Chan spoke slowly and carefully, giving details of his meeting with the Stellar Group, watching Tully’s face. Occasionally the thin man frowned or seemed to drift away, but after a few moments he would nod for Chan to go on. The final proof that he was following everything came when Chan said, “We need you, Tully. None of the translation machines can talk to aliens, they’re programmed for human languages. But you can do it.”
“I can’t do anything.”
“You’ll learn. It takes a genuine madman like Tully the Rhymer to talk to aliens. The rest of us wouldn’t know where to start, but we’ll be there to back you up. Me and Tarbush, and Deb and Chrissie, and Dapper Dan and the Bun. Together again.”
“Together again. The old team, it’s like a dream.” Tully’s blue eyes filled with tears. “Oh, God, Chan. If I could I would. But I’m no use any more. I can’t go.”
“You can go, Tully. But first you have to break the Paradox habit.”
“Do you think I don’t know that? I can’t do it. I’ve tried and tried. I close the door and fix the locks, and even throw the key away. But still I get out every day — and drink the milk of Paradox.”
He was bent over, weeping hopelessly. Chan patted the thin shoulder. “It will be different this time, Tully. You won’t be alone. You’ll have me to help you, and Deb and Danny Casement. And in a few more days, as soon as I can reach them, Chrissie and the Tarbush will be along, too.”
“Dapper Dan. Oh, how I’d love to see him again.” Tully was laughing and crying at the same time. “Him and his lady friends. Do you remember how he used to sell them pieces of the Yang diamond?”
“Tully, he’s still at it. When you see him, he’ll tell you about it. Come on now.” Chan had his arm around O’Toole, lifting him. “We have to do this in stages. First, we go to Deb Bisson’s place. Then you two go on to Ceres.”
“What about you?” Tully stood up, swaying for balance. “Where will you be?”
“I told you, I have to find Tarbush and Chrissie Winger. Then we’ll have the old team together, and be all set to go. We’ll be on our way to the stars, Tully. Come on. Deb Bisson’s waiting for us.”

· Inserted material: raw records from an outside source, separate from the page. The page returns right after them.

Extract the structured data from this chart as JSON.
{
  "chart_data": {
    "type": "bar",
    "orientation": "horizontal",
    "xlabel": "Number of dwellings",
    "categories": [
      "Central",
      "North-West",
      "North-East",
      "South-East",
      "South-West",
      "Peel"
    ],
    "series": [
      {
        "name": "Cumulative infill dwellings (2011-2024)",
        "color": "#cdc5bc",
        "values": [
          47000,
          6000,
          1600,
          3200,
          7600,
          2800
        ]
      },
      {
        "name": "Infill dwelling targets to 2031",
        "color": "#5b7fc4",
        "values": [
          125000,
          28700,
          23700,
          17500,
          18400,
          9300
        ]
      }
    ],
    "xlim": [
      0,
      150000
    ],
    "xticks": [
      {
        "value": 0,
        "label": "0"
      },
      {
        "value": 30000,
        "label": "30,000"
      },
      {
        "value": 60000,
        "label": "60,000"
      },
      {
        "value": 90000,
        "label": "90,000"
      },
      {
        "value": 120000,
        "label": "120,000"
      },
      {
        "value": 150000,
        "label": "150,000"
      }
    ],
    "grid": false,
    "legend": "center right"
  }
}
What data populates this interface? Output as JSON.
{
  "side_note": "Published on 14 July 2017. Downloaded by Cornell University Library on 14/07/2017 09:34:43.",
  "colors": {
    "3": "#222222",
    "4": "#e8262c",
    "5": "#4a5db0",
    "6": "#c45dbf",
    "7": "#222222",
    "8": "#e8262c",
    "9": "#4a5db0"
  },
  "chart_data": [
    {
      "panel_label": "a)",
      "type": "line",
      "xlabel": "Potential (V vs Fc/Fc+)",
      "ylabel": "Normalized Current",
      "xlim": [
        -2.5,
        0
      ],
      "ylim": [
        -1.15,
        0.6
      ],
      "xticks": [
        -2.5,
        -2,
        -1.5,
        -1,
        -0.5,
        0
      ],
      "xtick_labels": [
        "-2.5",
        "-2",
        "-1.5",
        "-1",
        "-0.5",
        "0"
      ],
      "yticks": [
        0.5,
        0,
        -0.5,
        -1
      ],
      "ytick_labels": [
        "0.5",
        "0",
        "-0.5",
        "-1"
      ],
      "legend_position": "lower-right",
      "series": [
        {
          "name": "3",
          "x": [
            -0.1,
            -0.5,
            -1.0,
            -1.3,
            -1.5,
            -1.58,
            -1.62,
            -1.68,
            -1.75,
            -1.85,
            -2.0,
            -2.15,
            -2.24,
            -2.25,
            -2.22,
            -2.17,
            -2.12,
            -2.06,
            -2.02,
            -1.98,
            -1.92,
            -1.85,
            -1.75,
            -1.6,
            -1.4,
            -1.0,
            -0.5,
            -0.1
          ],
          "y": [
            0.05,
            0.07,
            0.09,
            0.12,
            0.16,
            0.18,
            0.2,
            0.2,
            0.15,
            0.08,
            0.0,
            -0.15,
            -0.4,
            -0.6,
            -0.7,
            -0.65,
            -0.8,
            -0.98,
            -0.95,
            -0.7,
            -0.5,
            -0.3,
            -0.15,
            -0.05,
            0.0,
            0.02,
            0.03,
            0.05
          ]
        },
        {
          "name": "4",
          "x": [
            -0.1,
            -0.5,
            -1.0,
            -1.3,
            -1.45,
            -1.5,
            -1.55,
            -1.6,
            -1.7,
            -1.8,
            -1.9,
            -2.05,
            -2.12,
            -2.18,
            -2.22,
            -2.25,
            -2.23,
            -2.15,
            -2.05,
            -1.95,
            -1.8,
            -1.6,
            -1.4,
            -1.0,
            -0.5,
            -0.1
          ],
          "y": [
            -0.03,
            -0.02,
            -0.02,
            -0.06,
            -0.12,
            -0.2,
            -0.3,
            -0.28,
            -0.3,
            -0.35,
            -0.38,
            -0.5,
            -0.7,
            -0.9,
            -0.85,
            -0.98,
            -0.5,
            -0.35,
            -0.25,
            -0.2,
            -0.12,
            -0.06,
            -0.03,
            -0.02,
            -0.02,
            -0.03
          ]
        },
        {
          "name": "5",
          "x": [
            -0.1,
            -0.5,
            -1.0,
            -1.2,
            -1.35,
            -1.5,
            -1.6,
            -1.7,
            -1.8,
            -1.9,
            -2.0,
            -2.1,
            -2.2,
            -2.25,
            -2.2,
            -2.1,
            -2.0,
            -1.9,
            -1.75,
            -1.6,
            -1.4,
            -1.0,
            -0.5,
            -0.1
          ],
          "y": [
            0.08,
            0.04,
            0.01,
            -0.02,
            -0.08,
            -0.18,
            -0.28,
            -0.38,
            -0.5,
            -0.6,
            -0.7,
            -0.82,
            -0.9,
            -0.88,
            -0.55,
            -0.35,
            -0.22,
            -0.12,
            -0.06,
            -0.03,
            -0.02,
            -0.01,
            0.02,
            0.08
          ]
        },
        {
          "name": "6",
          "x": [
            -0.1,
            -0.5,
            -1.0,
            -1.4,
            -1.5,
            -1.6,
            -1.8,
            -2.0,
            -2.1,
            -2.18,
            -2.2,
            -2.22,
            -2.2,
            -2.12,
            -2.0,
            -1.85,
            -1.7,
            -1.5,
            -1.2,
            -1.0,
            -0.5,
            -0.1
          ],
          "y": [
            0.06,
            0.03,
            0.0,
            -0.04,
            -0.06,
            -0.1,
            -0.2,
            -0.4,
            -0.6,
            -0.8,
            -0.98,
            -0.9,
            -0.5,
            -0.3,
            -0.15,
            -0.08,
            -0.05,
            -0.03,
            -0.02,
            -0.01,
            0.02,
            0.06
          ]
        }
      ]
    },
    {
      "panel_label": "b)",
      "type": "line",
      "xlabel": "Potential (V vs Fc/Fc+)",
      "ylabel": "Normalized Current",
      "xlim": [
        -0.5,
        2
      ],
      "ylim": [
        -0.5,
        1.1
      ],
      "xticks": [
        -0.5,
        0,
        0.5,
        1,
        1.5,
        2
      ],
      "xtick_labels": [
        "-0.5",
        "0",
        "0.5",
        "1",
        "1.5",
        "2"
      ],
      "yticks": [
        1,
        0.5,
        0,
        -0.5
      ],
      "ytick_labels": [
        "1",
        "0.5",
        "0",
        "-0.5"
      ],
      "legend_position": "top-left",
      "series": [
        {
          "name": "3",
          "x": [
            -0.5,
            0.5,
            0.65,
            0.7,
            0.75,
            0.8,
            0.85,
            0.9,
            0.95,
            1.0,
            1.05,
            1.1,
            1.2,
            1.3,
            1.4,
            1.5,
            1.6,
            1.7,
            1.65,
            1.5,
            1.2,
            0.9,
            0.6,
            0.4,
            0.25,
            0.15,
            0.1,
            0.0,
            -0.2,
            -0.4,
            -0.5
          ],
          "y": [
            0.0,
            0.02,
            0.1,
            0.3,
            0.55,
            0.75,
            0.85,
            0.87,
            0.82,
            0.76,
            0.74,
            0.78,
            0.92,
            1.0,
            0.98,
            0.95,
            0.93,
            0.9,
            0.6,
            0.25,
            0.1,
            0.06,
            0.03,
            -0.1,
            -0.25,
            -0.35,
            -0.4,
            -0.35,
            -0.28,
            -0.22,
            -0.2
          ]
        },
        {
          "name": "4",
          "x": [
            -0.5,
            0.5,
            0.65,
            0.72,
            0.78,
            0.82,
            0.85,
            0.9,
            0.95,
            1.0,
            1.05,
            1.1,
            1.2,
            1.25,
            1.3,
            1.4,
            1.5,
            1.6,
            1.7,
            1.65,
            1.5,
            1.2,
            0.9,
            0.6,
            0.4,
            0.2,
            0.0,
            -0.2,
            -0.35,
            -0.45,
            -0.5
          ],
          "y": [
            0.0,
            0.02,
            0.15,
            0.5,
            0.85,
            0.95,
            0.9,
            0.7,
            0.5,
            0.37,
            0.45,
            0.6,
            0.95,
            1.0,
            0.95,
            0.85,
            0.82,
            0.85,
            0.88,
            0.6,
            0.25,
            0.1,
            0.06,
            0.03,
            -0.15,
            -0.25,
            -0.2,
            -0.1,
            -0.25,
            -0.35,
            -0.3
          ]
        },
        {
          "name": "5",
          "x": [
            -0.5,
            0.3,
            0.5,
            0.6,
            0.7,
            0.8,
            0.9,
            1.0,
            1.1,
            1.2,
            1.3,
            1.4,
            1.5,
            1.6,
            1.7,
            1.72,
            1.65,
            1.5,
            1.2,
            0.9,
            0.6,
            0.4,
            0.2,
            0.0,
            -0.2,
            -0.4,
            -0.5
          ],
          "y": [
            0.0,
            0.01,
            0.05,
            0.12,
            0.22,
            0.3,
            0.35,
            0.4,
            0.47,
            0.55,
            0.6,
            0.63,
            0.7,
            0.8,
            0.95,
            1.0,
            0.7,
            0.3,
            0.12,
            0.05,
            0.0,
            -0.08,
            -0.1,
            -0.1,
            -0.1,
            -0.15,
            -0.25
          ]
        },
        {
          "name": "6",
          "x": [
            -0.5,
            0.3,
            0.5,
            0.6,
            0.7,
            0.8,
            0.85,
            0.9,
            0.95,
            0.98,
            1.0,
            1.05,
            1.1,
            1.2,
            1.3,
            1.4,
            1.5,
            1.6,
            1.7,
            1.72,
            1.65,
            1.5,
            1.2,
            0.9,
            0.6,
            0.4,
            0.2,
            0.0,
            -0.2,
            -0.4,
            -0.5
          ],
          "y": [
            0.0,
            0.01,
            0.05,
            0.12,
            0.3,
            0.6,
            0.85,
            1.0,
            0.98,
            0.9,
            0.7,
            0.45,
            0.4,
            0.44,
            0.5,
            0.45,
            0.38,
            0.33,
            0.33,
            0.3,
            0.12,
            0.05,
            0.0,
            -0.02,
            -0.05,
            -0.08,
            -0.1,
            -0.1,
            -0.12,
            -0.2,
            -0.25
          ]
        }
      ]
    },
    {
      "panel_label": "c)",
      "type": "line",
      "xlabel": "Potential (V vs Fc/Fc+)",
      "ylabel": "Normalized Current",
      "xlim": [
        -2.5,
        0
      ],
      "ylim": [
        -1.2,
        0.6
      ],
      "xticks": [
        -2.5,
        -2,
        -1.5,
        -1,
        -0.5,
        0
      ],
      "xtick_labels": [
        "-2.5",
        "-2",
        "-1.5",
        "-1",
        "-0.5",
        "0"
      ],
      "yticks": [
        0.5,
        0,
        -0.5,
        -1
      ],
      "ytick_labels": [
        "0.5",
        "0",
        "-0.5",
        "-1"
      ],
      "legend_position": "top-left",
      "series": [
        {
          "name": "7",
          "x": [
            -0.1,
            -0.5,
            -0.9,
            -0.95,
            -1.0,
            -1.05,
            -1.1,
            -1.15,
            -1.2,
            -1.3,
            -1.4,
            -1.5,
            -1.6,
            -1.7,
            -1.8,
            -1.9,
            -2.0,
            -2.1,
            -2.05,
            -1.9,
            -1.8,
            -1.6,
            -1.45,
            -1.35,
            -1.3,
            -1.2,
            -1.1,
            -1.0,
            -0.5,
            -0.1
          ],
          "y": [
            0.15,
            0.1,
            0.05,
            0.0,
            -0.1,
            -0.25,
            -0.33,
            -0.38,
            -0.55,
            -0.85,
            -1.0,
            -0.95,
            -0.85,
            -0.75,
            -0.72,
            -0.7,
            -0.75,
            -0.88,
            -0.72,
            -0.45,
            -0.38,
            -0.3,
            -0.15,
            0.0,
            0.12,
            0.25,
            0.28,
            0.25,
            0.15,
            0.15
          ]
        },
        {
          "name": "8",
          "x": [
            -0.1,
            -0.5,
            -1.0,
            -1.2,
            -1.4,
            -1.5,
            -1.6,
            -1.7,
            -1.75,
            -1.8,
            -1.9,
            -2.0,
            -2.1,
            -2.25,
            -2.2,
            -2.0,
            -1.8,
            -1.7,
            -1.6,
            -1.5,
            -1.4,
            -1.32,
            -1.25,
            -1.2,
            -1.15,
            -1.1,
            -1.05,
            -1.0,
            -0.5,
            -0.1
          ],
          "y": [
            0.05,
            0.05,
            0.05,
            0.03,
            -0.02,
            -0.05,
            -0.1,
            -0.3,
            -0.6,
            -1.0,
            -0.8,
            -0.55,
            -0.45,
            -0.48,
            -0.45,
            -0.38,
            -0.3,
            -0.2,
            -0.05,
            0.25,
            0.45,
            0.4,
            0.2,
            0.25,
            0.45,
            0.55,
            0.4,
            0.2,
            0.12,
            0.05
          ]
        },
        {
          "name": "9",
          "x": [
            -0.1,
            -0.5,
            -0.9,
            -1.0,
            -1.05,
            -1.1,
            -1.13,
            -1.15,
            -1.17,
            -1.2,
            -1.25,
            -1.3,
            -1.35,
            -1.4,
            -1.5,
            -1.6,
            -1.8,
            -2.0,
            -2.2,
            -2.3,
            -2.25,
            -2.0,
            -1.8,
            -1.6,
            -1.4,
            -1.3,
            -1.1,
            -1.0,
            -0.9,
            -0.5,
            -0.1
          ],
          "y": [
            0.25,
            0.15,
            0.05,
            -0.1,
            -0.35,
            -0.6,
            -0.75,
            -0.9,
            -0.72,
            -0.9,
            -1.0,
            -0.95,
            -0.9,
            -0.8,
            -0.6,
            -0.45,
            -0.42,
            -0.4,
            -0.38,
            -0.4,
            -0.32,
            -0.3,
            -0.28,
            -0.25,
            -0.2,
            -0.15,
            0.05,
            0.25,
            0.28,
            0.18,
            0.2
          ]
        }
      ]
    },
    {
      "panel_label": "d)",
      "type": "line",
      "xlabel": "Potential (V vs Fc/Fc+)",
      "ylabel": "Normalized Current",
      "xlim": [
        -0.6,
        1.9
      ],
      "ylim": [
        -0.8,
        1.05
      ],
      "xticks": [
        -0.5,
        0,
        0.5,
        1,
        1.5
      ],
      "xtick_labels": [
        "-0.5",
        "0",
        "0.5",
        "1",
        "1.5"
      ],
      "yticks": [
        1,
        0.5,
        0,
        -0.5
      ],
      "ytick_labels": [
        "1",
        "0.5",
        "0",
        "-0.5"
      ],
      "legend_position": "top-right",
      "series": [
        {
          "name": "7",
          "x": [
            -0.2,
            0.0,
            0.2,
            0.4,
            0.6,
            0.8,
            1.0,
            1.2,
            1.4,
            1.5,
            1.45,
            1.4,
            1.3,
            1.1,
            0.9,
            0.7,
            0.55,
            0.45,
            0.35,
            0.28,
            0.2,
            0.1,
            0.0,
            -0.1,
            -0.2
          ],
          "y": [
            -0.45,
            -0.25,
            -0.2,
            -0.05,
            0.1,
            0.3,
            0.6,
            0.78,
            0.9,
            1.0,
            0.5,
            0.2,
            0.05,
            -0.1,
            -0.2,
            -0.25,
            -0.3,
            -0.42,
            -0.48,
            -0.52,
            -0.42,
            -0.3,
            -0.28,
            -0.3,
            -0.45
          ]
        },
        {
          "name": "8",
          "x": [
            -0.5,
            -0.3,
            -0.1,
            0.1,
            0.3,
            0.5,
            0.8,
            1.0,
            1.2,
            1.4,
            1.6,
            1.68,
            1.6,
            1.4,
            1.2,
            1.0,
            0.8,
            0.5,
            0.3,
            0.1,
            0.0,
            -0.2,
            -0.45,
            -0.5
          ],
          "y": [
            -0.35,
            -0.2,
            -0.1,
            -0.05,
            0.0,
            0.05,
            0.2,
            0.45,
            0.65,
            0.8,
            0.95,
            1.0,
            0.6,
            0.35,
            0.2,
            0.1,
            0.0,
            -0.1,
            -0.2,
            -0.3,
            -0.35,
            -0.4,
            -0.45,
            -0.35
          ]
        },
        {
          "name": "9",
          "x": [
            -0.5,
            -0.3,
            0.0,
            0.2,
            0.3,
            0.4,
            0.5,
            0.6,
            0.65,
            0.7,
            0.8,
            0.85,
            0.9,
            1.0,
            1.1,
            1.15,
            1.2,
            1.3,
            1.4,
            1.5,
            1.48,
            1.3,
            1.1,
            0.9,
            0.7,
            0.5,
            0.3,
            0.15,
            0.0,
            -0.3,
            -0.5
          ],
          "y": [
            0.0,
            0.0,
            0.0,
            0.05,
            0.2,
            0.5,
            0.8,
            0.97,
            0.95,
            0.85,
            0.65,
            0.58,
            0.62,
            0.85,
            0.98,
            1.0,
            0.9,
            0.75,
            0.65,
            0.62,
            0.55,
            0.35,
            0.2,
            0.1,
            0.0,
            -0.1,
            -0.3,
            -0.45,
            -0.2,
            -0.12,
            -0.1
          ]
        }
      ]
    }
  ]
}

He led the way to the steep stair and the two of them slowly climbed together, Chan providing extra lift when it was needed. He was afraid that Deb had left, until she stepped forward out of the shadows.
Tully O’Toole stumbled over to her and draped his tall, gaunt form around her.
“Deb, I don’t know how to thank you and Chan. When I came here tonight I felt sure I was done, a little while longer and I would be gone. But now there’s hope. We’ll get away from here, and head for the stars. We said we would, we said we could — and now we’ll do it.”
Deb patted him on the shoulder. “We will, Tully. We will. We have to go to your place first, to get your things, before we go to mine. You lead the way.”
As Tully started back along the corridor, feeling his way along the dark walls, she held Chan back for a moment and whispered, “While you’re gloating, just remember one thing. I’m not going to Ceres or anywhere else for you. I’m doing it for him .”
“I know that.” Chan tried to pull free. “You hate my guts. You don’t need to tell me again. As soon as I can make arrangements for you and Tully to go to Ceres, I’ll leave you and head for the Oort Cloud. I have to find Chrissie and the Tarbush.”
Deb still held him by the arm. “Good luck, then — for Tully’s sake. What do you think your chances are?”
“With you?” Chan pulled himself away. “Zero. With Chrissie and the Tarbush, excellent. I’ll find them, and I’ll bring them to Ceres.”
“Cocksure as ever.”
“It’s all relative, Deb. Compared with the past few hours, anything in the Oort Cloud has to be easy.”